CVE-2025-43300

What is Apple ImageIO?

Apple ImageIO (also referred to as the Image I/O framework or RawCamera framework) is the system-level image parsing library present on every Apple platform — iOS, iPadOS, macOS, tvOS, and watchOS. It handles decoding of dozens of image formats including JPEG, PNG, HEIC, TIFF, DNG, and RAW camera formats. Because ImageIO is used by the OS and virtually every app that displays images — Messages, Mail, Photos, Safari, WhatsApp, and more — a memory corruption vulnerability in ImageIO can be triggered simply by the victim receiving or previewing a malicious image, with no interaction required (zero-click). This makes ImageIO bugs a prime target for mercenary spyware operators building zero-click exploit chains.

Overview

CVE-2025-43300 is a maximum-severity out-of-bounds write vulnerability (CWE-787, CVSS 10.0) in Apple's ImageIO framework. A crafted DNG/JPEG-lossless image where TIFF SamplesPerPixel metadata disagrees with the JPEG SOF3 component count causes the parser to miscalculate buffer boundaries, resulting in heap memory corruption. Exploitation requires no user interaction — the victim's device processes the malicious image automatically upon receipt (zero-click). Apple confirmed the vulnerability was used in "an extremely sophisticated attack against specific targeted individuals." WhatsApp subsequently confirmed the bug was chained with a companion zero-click flaw (CVE-2025-55177) in targeted mercenary spyware attacks affecting fewer than 200 individuals.

Affected Versions

Technical Details

The vulnerability (CWE-787: Out-of-Bounds Write) is in ImageIO's DNG/JPEG-lossless parser. When parsing a crafted image file, the parser reads SamplesPerPixel from the TIFF metadata section and reads the component count from the JPEG SOF3 (Start of Frame, lossless) marker. In a valid image these values agree; in the malicious image they are deliberately mismatched. The parser uses the larger value from one source to allocate a buffer, but uses the smaller value from the other source to calculate write offsets — resulting in writes beyond the allocated buffer's end.

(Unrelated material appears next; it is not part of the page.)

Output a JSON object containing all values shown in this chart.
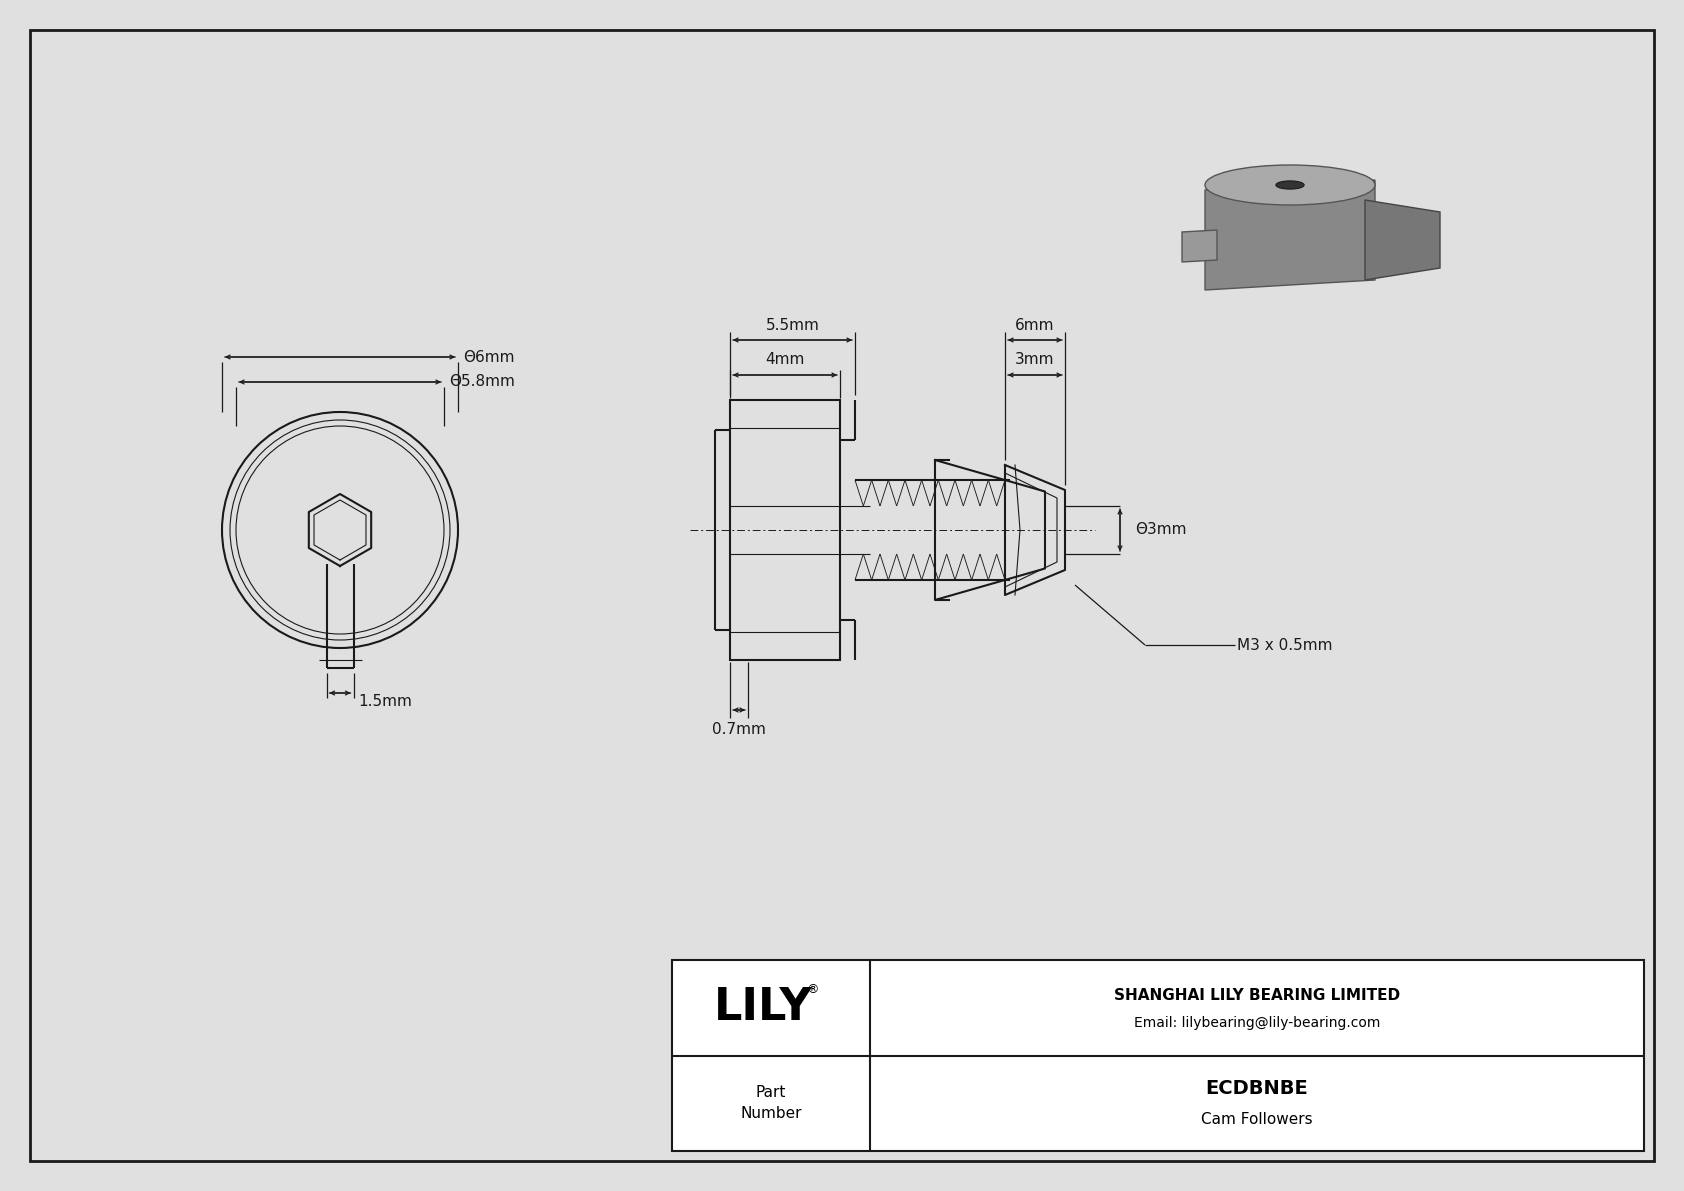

This heap out-of-bounds write corrupts adjacent memory, enabling the attacker to overwrite control structures and redirect execution to attacker-controlled code. The fixed version validates that the TIFF and SOF3 component counts agree before proceeding with parsing.

The attack is zero-click: since ImageIO processes images automatically when received via Messages, Mail, WhatsApp, or other messaging apps, the victim's device processes the malicious image upon receipt without any tap or interaction.

Discovery

Discovered internally by Apple. No external researcher is credited in the advisory. Quarkslab subsequently published a detailed patch analysis.

Exploitation Context

Apple confirmed that CVE-2025-43300 "was exploited against specific targeted individuals" — language Apple reserves for zero-click spyware. WhatsApp confirmed the vulnerability was chained with CVE-2025-55177 (a WhatsApp-specific zero-click flaw) in targeted attacks affecting fewer than 200 individuals. This attack profile is consistent with government-grade mercenary spyware (e.g., NSO Group Pegasus, Paragon Graphite, or similar) deployed against journalists, activists, diplomats, and government officials. CISA added the CVE to the KEV catalog on the same day as Apple's patch (21 August 2025), indicating evidence of exploitation against government-relevant targets.

Remediation

1. Update all Apple devices immediately to the fixed OS versions: iOS/iPadOS 18.6.2, macOS Sequoia 15.6.1, Sonoma 14.7.8, Ventura 13.7.8.
2. For older hardware (iPhone 8, iPhone X, older iPads): apply the backport updates iOS/iPadOS 16.7.12 or 15.8.5 when available.
3. Enable automatic updates — Settings → General → Software Update → Automatic Updates — to receive future zero-day patches as rapidly as possible.
4. For high-risk individuals (journalists, activists, government officials, executives, attorneys, human rights workers): enable Apple Lockdown Mode (Settings → Privacy & Security → Lockdown Mode). Lockdown Mode significantly restricts the image parsing attack surface and would prevent or complicate zero-click delivery via messaging apps.
5. MDM-managed enterprise fleets: push the update via MDM and validate compliance within the 21-day CISA deadline.